Miles beneath Southern Maryland’s water table, another valuable and ancient resource lies hidden in the rock: 240-million-year-old natural gas basins.
Although not as substantial as the enormous Marcellus Shale formation underneath Pennsylvania and Western Maryland, the Taylorsville Basin has 1.064 trillion cubic feet of gas, the U.S. Geological Survey has estimated. The Marcellus has 84 trillion.
The Taylorsville basin goes through Virginia, much of central and south Charles County, northern St. Mary’s and northern Calvert. Additionally, there is a supply of gas in the Delmarva basins. The Delmarva basins are several long, skinny basins, one of which is under southern St. Mary’s County and Calvert County and reaches across the Eastern Shore into Delaware.
The Marcellus Shale formation was created about 390 million years ago and took 20 million years to form, said Jim Coleman, research geologist for the USGS. Marcellus was formed at the same time as the Appalachian mountains as continents came together. The Taylorsville basin and the Delmarva basins were created by the expansion of the earth’s crust, Coleman said.
Marcellus Shale and the gas deposits under Southern Maryland are equally accessible, depending on the various state regulations, roadwork and waterways, Coleman said.
The potential for hydraulic fracturing — called fracking, a process in which water mixed with chemicals and sand is injected deep into the formation to force natural gas to the surface — in Western Maryland prompted Gov. Martin O’Malley (D) to issue an executive order, the Marcellus Shale Safe Drilling Initiative, in 2011, which mandated the formation of the Governor’s Shale Advisory Commission and multiple state reports on the impacts of fracking and recommended best practices. Although there is a moratorium on fracking in Maryland, the potential and possibility for the resources available in the state have some concerned about how the process could affect the lives of Marylanders, by the state’s analysis of fracking in Western Maryland and in Southern Maryland as well.
“Water and chemicals into the earth is a permanent change in the nature of the land,” said Bonnie Bick, conservation chairwoman of the Southern Maryland Sierra Club.
How they do it
Although fracking has been done for decades, relatively new technology was developed for the oil and gas industry to dig deeper than ever before in the early 2000s — and horizontally — said Jorge Aguilar, Southern region director for Food and Water Watch.
Horizontal fracking means only one well has to be drilled to frack in multiple directions, said Drew Cobbs, executive director for the Maryland Petroleum Council. Horizontal fracking has less effect on the surface, as strictly vertical fracking causes a “Swiss cheese” effect.

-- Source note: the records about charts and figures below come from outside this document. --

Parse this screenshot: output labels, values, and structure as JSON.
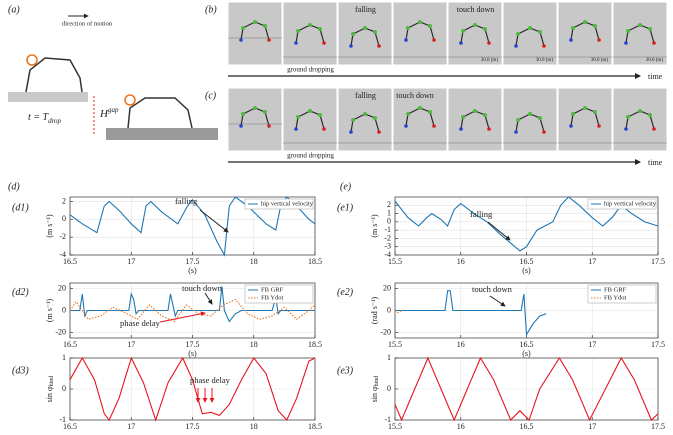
{
  "schematic": {
    "label": "(a)",
    "direction": "direction of motion",
    "time_eq": "t = T",
    "time_sub": "drop",
    "gap": "H",
    "gap_sup": "gap"
  },
  "snapshots": [
    {
      "label": "(b)",
      "dropping": "ground dropping",
      "falling": "falling",
      "touchdown": "touch down",
      "scale": "30.0 (m)",
      "axis": "time"
    },
    {
      "label": "(c)",
      "dropping": "ground dropping",
      "falling": "falling",
      "touchdown": "touch down",
      "axis": "time"
    }
  ],
  "section_labels": [
    "(d)",
    "(e)"
  ],
  "chart_data": [
    {
      "type": "line",
      "label": "(d1)",
      "ylabel": "(m s⁻¹)",
      "xlabel": "(s)",
      "grid": true,
      "legend": "upper right",
      "xlim": [
        16.5,
        18.5
      ],
      "xticks": [
        16.5,
        17,
        17.5,
        18,
        18.5
      ],
      "ylim": [
        -4,
        2.5
      ],
      "yticks": [
        -4,
        -2,
        0,
        2
      ],
      "annotations": [
        {
          "text": "falling",
          "color": "#222"
        }
      ],
      "series": [
        {
          "name": "hip vertical velocity",
          "color": "#1f77b4",
          "x": [
            16.5,
            16.6,
            16.72,
            16.78,
            16.82,
            16.9,
            17.0,
            17.08,
            17.12,
            17.16,
            17.25,
            17.38,
            17.46,
            17.5,
            17.6,
            17.7,
            17.76,
            17.8,
            17.85,
            17.95,
            18.1,
            18.18,
            18.22,
            18.27,
            18.35,
            18.45,
            18.5
          ],
          "values": [
            0.5,
            -0.5,
            -1.5,
            1.5,
            2,
            1,
            -0.5,
            -1.5,
            1.5,
            2,
            0.8,
            -0.5,
            1.5,
            2.2,
            0.5,
            -2.5,
            -4,
            1.5,
            2.5,
            1.5,
            -0.5,
            -1.2,
            1.5,
            2.5,
            1.5,
            0,
            -0.5
          ]
        }
      ]
    },
    {
      "type": "line",
      "label": "(d2)",
      "ylabel": "(m s⁻¹)",
      "xlabel": "(s)",
      "grid": true,
      "legend": "upper right",
      "xlim": [
        16.5,
        18.5
      ],
      "xticks": [
        16.5,
        17,
        17.5,
        18,
        18.5
      ],
      "ylim": [
        -25,
        25
      ],
      "yticks": [
        -20,
        0,
        20
      ],
      "annotations": [
        {
          "text": "touch down",
          "color": "#222"
        },
        {
          "text": "phase delay",
          "color": "#e8141c"
        }
      ],
      "series": [
        {
          "name": "FB GRF",
          "color": "#1f77b4",
          "style": "solid",
          "x": [
            16.5,
            16.58,
            16.6,
            16.62,
            16.64,
            16.98,
            17.0,
            17.02,
            17.04,
            17.06,
            17.3,
            17.32,
            17.34,
            17.36,
            17.38,
            17.72,
            17.74,
            17.76,
            17.8,
            17.85,
            17.9,
            18.15,
            18.18,
            18.2,
            18.22,
            18.5
          ],
          "values": [
            0,
            0,
            15,
            -5,
            0,
            0,
            15,
            10,
            -3,
            0,
            0,
            15,
            5,
            -5,
            0,
            0,
            22,
            0,
            -10,
            -3,
            0,
            0,
            12,
            -3,
            0,
            0
          ]
        },
        {
          "name": "FB Ydot",
          "color": "#e8741c",
          "style": "dotted",
          "x": [
            16.5,
            16.55,
            16.65,
            16.75,
            16.85,
            16.95,
            17.05,
            17.15,
            17.25,
            17.35,
            17.45,
            17.55,
            17.65,
            17.75,
            17.85,
            17.95,
            18.05,
            18.15,
            18.25,
            18.35,
            18.45,
            18.5
          ],
          "values": [
            0,
            8,
            -8,
            -5,
            3,
            -2,
            -8,
            5,
            -5,
            -10,
            5,
            -3,
            -5,
            5,
            10,
            -3,
            -8,
            -5,
            3,
            -8,
            0,
            5
          ]
        }
      ]
    },
    {
      "type": "line",
      "label": "(d3)",
      "ylabel": "sin φ",
      "ylabel_sub": "hind",
      "grid": true,
      "xlim": [
        16.5,
        18.5
      ],
      "xticks": [
        16.5,
        17,
        17.5,
        18,
        18.5
      ],
      "ylim": [
        -1,
        1
      ],
      "yticks": [
        -1,
        0,
        1
      ],
      "annotations": [
        {
          "text": "phase delay",
          "color": "#e8141c"
        }
      ],
      "series": [
        {
          "color": "#e8141c",
          "x": [
            16.5,
            16.6,
            16.7,
            16.78,
            16.82,
            16.9,
            17.0,
            17.1,
            17.2,
            17.3,
            17.42,
            17.5,
            17.58,
            17.65,
            17.72,
            17.8,
            17.9,
            18.0,
            18.1,
            18.2,
            18.27,
            18.35,
            18.45,
            18.5
          ],
          "values": [
            0.3,
            1,
            0.3,
            -0.8,
            -1,
            -0.3,
            1,
            0.2,
            -1,
            0.2,
            1,
            0.3,
            -0.8,
            -0.75,
            -0.85,
            -0.5,
            0.3,
            1,
            0.5,
            -0.7,
            -1,
            -0.3,
            0.9,
            1
          ]
        }
      ]
    },
    {
      "type": "line",
      "label": "(e1)",
      "ylabel": "(m s⁻¹)",
      "xlabel": "(s)",
      "grid": true,
      "legend": "upper right",
      "xlim": [
        15.5,
        17.5
      ],
      "xticks": [
        15.5,
        16,
        16.5,
        17,
        17.5
      ],
      "ylim": [
        -4,
        3
      ],
      "yticks": [
        -4,
        -3,
        -2,
        -1,
        0,
        1,
        2
      ],
      "annotations": [
        {
          "text": "falling",
          "color": "#222"
        }
      ],
      "series": [
        {
          "name": "hip vertical velocity",
          "color": "#1f77b4",
          "x": [
            15.5,
            15.6,
            15.68,
            15.74,
            15.78,
            15.85,
            15.9,
            15.95,
            16.0,
            16.1,
            16.2,
            16.3,
            16.45,
            16.5,
            16.58,
            16.7,
            16.76,
            16.82,
            16.9,
            17.0,
            17.08,
            17.15,
            17.22,
            17.3,
            17.4,
            17.5
          ],
          "values": [
            2.5,
            0.5,
            -0.5,
            0.5,
            1,
            0.3,
            -0.5,
            1.5,
            2.2,
            1,
            0,
            -1.5,
            -3.5,
            -3,
            -1,
            0,
            2,
            3,
            2,
            0.5,
            -0.5,
            0.5,
            2,
            1,
            0,
            -0.5
          ]
        }
      ]
    },
    {
      "type": "line",
      "label": "(e2)",
      "ylabel": "(rad s⁻¹)",
      "xlabel": "(s)",
      "grid": true,
      "legend": "upper right",
      "xlim": [
        15.5,
        17.5
      ],
      "xticks": [
        15.5,
        16,
        16.5,
        17,
        17.5
      ],
      "ylim": [
        -25,
        25
      ],
      "yticks": [
        -20,
        0,
        20
      ],
      "annotations": [
        {
          "text": "touch down",
          "color": "#222"
        }
      ],
      "series": [
        {
          "name": "FB GRF",
          "color": "#1f77b4",
          "style": "solid",
          "x": [
            15.5,
            15.88,
            15.9,
            15.92,
            15.94,
            16.46,
            16.48,
            16.5,
            16.55,
            16.6,
            16.65
          ],
          "values": [
            0,
            0,
            18,
            18,
            0,
            0,
            15,
            -22,
            -12,
            -5,
            -3
          ]
        },
        {
          "name": "FB Ydot",
          "color": "#e8741c",
          "style": "dotted",
          "x": [
            15.5,
            15.52,
            15.55
          ],
          "values": [
            0,
            -2,
            0
          ]
        }
      ]
    },
    {
      "type": "line",
      "label": "(e3)",
      "ylabel": "sin φ",
      "ylabel_sub": "hind",
      "grid": true,
      "xlim": [
        15.5,
        17.5
      ],
      "xticks": [
        15.5,
        16,
        16.5,
        17,
        17.5
      ],
      "ylim": [
        -1,
        1
      ],
      "yticks": [
        -1,
        0,
        1
      ],
      "series": [
        {
          "color": "#e8141c",
          "x": [
            15.5,
            15.55,
            15.65,
            15.75,
            15.85,
            15.95,
            16.05,
            16.15,
            16.25,
            16.38,
            16.45,
            16.52,
            16.6,
            16.75,
            16.85,
            16.98,
            17.1,
            17.22,
            17.32,
            17.45,
            17.5
          ],
          "values": [
            -0.5,
            -1,
            0,
            1,
            0,
            -1,
            0,
            1,
            0.3,
            -1,
            -0.7,
            -1,
            0,
            1,
            0.3,
            -1,
            0,
            1,
            0.3,
            -1,
            -0.8
          ]
        }
      ]
    }
  ]
}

Before, drilling could only go 2 to 5 miles underground, but the new technology allowed depths of about 25 miles, Aguilar said.
Each frack is done a section at a time, forcing chemicals, sand and water miles under the ground. The chemicals include benzyne and hydrochloric acid, Aguilar said, but Cobbs said the solution injected into the ground is mostly water, and the well casings are designed to protect the harmful chemicals from infiltrating into the groundwater supply.
The objective of fracking is to inject the sand and water under very high pressure to break the rock, Coleman said.
The fracking itself happens in a relatively short period of time, and then the well can produce for years. As the process is so new, it’s not yet known what the average production length is, Cobbs said.